Jeffrey Zander didn't last long as the executive director of the Redwood Region Economic Development Commission (RREDC). He was hired in October 2008. By the following January, he had been placed on paid administrative leave. Four months later, in May of this year, he resigned, leaving behind a board of directors so cowed by the threat of litigation that most refuse to discuss the basics of his tenure -- even with each other.
It was a bad situation, and it came at one of the worst possible moments. For economic development agencies everywhere, the last few months have been chock-full of federal stimulus project proposals and other sorts of grant-chasing. For RREDC -- a joint-powers authority of 20 local government agencies -- having a lead staff member on probation meant that those months were largely wasted, according to Trinidad City Councilmember Julie Fulkerson, that city's representative on the commission.
"I was just personally frustrated that there was no director for six months -- or for eight or nine months," Fulkerson said Monday.

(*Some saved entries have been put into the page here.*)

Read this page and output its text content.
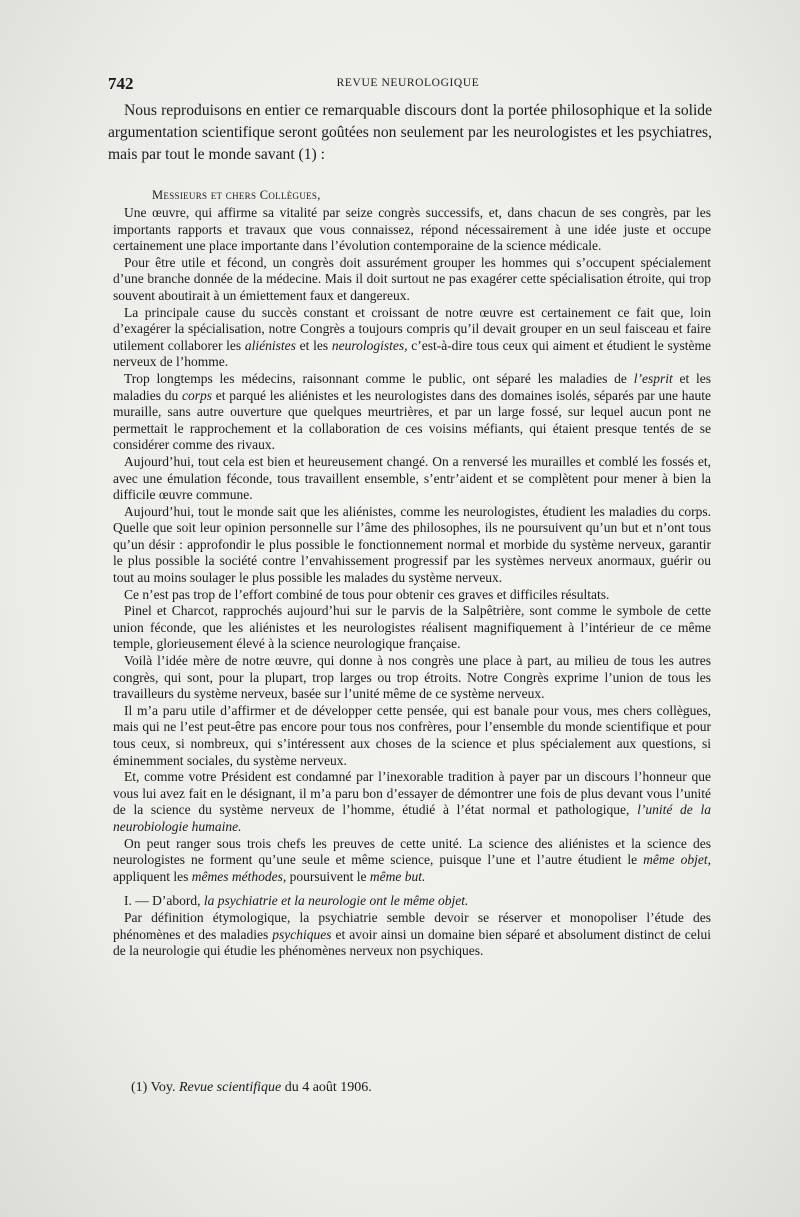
742	REVUE NEUROLOGIQUE

Nous reproduisons en entier ce remarquable discours dont la portée philosophique et la solide argumentation scientifique seront goûtées non seulement par les neurologistes et les psychiatres, mais par tout le monde savant (1) :

Messieurs et chers Collègues,

Une œuvre, qui affirme sa vitalité par seize congrès successifs, et, dans chacun de ses congrès, par les importants rapports et travaux que vous connaissez, répond nécessairement à une idée juste et occupe certainement une place importante dans l’évolution contemporaine de la science médicale.

Pour être utile et fécond, un congrès doit assurément grouper les hommes qui s’occupent spécialement d’une branche donnée de la médecine. Mais il doit surtout ne pas exagérer cette spécialisation étroite, qui trop souvent aboutirait à un émiettement faux et dangereux.

La principale cause du succès constant et croissant de notre œuvre est certainement ce fait que, loin d’exagérer la spécialisation, notre Congrès a toujours compris qu’il devait grouper en un seul faisceau et faire utilement collaborer les aliénistes et les neurologistes, c’est-à-dire tous ceux qui aiment et étudient le système nerveux de l’homme.

Trop longtemps les médecins, raisonnant comme le public, ont séparé les maladies de l’esprit et les maladies du corps et parqué les aliénistes et les neurologistes dans des domaines isolés, séparés par une haute muraille, sans autre ouverture que quelques meurtrières, et par un large fossé, sur lequel aucun pont ne permettait le rapprochement et la collaboration de ces voisins méfiants, qui étaient presque tentés de se considérer comme des rivaux.

Aujourd’hui, tout cela est bien et heureusement changé. On a renversé les murailles et comblé les fossés et, avec une émulation féconde, tous travaillent ensemble, s’entr’aident et se complètent pour mener à bien la difficile œuvre commune.

Aujourd’hui, tout le monde sait que les aliénistes, comme les neurologistes, étudient les maladies du corps. Quelle que soit leur opinion personnelle sur l’âme des philosophes, ils ne poursuivent qu’un but et n’ont tous qu’un désir : approfondir le plus possible le fonctionnement normal et morbide du système nerveux, garantir le plus possible la société contre l’envahissement progressif par les systèmes nerveux anormaux, guérir ou tout au moins soulager le plus possible les malades du système nerveux.

Ce n’est pas trop de l’effort combiné de tous pour obtenir ces graves et difficiles résultats.

Pinel et Charcot, rapprochés aujourd’hui sur le parvis de la Salpêtrière, sont comme le symbole de cette union féconde, que les aliénistes et les neurologistes réalisent magnifiquement à l’intérieur de ce même temple, glorieusement élevé à la science neurologique française.

Voilà l’idée mère de notre œuvre, qui donne à nos congrès une place à part, au milieu de tous les autres congrès, qui sont, pour la plupart, trop larges ou trop étroits. Notre Congrès exprime l’union de tous les travailleurs du système nerveux, basée sur l’unité même de ce système nerveux.

Il m’a paru utile d’affirmer et de développer cette pensée, qui est banale pour vous, mes chers collègues, mais qui ne l’est peut-être pas encore pour tous nos confrères, pour l’ensemble du monde scientifique et pour tous ceux, si nombreux, qui s’intéressent aux choses de la science et plus spécialement aux questions, si éminemment sociales, du système nerveux.

Et, comme votre Président est condamné par l’inexorable tradition à payer par un discours l’honneur que vous lui avez fait en le désignant, il m’a paru bon d’essayer de démontrer une fois de plus devant vous l’unité de la science du système nerveux de l’homme, étudié à l’état normal et pathologique, l’unité de la neurobiologie humaine.

On peut ranger sous trois chefs les preuves de cette unité. La science des aliénistes et la science des neurologistes ne forment qu’une seule et même science, puisque l’une et l’autre étudient le même objet, appliquent les mêmes méthodes, poursuivent le même but.

I. — D’abord, la psychiatrie et la neurologie ont le même objet.

Par définition étymologique, la psychiatrie semble devoir se réserver et monopoliser l’étude des phénomènes et des maladies psychiques et avoir ainsi un domaine bien séparé et absolument distinct de celui de la neurologie qui étudie les phénomènes nerveux non psychiques.

(1) Voy. Revue scientifique du 4 août 1906.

No one is saying what, exactly, lead to the instant dispute that placed Zander at odds with the board. But if the reactions of several members are to be believed, it had nothing at all to with the fact that Zander had something of a checkered past. In fact, it would seem that until very recently the board had no idea that the man it had hired to lead economic development projects in Humboldt County was a convicted felon celebrated enough to earn himself a spot in a book titled Masters of Deception: The Worldwide White-Collar Crime Crisis.
For seven years in the late 1980s and early 1990s, Capt. Jeffrey Zander served the United Stated Marine Corps as a judge advocate general -- a lawyer who both prosecuted and defended soldiers in military court. He had risen to a prominent position in the corps, both on the strength of his legal work and his decorated military history. But that was before it all fell apart in 1994, when the Corps discovered that their rising star wasn't actually an attorney -- that he had actually stolen the identity of a member of the California bar to get fake legal credentials.
Zander's story was spelled out most completely in the March 1995 issue of the ABA Journal, a publication of the American Bar Association. The cover story that month was titled "The Jagged Edge," and it was based partly on interviews that veteran legal writer Lincoln Caplan conducted with Zander after the court-martial trial that sent him to military prison for four months.
According to Caplan's account, Zander was a graduate of the Brigham Young University law school who never bothered to take the bar exam. After school, while working for the Marines in California, he decided to become a judge advocate general. To accomplish this, he faked legal paperwork to make it appear as if he were a different person -- James Zander, an actual California attorney. With that paperwork, he obtained a California Bar Association membership card in his own name, presented it to the Corps and signed up for the JAG program. Caplan reports that he was an extraordinary success -- he ranked first in his JAG training class of 300, and later would win 63 out of 64 cases working as a prosecutor in Okinawa.
But Zander's self-invention didn't end with his legal credentials. He also made up a fake military history, which made it appear as if he had served in combat when he had not. He falsely claimed that he had won several medals for valor, including the Bronze Star, the Purple Star, the Antarctica Service Medal and the French Croix de Guerre.
After this all came to light, Zander avoided a seven-year stint in the brig by arranging a plea bargain to felony charges including false statements, wearing unauthorized awards and 20 counts of conduct unbecoming an officer. According to Caplan, though, the Marines were forced to exonerate or partially exonerate 21 convicted soldiers who Zander had represented as defense counsel. The service has not forgotten the case; an article in the Winter 2006/Spring 2007 issue of Military Law Review contains a stinging assessment: "Capt. Zander, who had eight years enlisted service in which to absorb the military ethos, lied about core aspects of what we all share and value as Soldiers and Marines: combat, and selflessness, and valor."
How Zander came to reinvent himself as an economic development expert in the years after his court-martial is still unknown, as is how he came to be hired to lead one of the most influential economic development agencies in Humboldt County. Attempts to reach Zander at his home in Utah were unsuccessful, and the lips of RREDC are tightly sealed. Blue Lake City Councilmember Sherman Schapiro, chair of the RREDC Board of Directors, was reached at his home Monday; he said only that he had nothing to say.
When asked for a copy of the resume Zander provided to RREDC last year, Zander's replacement -- Gregg Foster, who previously served as the commission's executive director from 1999 to 2007 -- said that he could not provide it, on the advice of the commission's legal counsel.
Fulkerson, who came on to the board of directors at the beginning of the year, said that the commission was under strict legal instructions not to discuss the specifics of Zander's time at RREDC -- not even in closed session, with only other members of the board of directors present. But she did say that none of the information about Zander's background -- which came as a surprise to her -- was a factor in the dispute that led the board to place Zander on administrative leave just two months after he took the job.
"I can tell you that on the face of it, it didn't seem like much," Fulkerson said. "If you were to hear it -- the specifics -- you'd think that this kind of thing happens every day somewhere."